A (Super-)Gentle Introduction to Markov Chain Monte Carlo (MCMC) — Part I#

Notes

  • Throughout the notebook made use of hyperlinks to definitions (e.g., from wikipedia, textbooks, other courses, papers and blogs)

  • Please always integrate with lecture notes and readings

  • References: O. Martin, Bayesian Analysis with Python, 2018, Chap. 8 (BRDS course bibliography)[https://cfteach.github.io/brds/referencesmd.html]

Monte Carlo#

Monte Carlo methods, or Monte Carlo experiments, are a broad class of computational algorithms that rely on repeated random sampling to obtain numerical results.
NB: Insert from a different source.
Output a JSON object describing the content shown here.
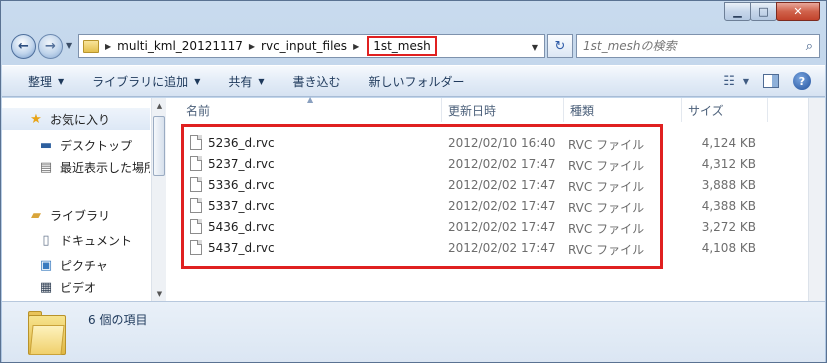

The underlying concept is to use randomness to solve problems that might be deterministic in principle.”

Simple example: calculate \(\pi\) with Monte Carlo methods

import numpy as np 
# generate uniformly random points within a square of radius 2R with R=1

N = 5000 #points 

points = np.random.uniform(-1,1, (N,2))
inside = (np.sqrt(points[:, 0]**2+ points[:, 1]**2)<1)

res = inside.sum()

ratio = res / N 

approx_pi = 4*ratio 

print(approx_pi)
3.196
import matplotlib.pyplot as plt
figure = plt.figure(figsize=(12,12))
<Figure size 864x864 with 0 Axes>
plt.plot(points[:,0],points[:,1],'o', color='blue')
plt.plot(points[inside][:,0],points[inside][:,1],'o', color='red')

plt.axis('equal')
plt.xlim(-1.25,1.25)
plt.ylim(-1.25,1.25)
(-1.25, 1.25)
_images/Intro_MCMC_8_1.png

Markov Chain + Monte Carlo = MCMC#

“A Markov chain or Markov process is a stochastic model describing a sequence of possible events in which the probability of each event depends only on the state attained in the previous event. Informally, this may be thought of as, ‘What happens next depends only on the state of affairs now’.”

alternatetext

The defining characteristic of a Markov chain is that no matter how the process arrived at its present state, the possible future states are fixed. In other words, the probability of transitioning to any particular state is dependent solely on the current state and hence they are referred to a “Memoryless”. Markov Chains can be modeled as a finite state machine that shows how a system transitions from one state to another and with what probability.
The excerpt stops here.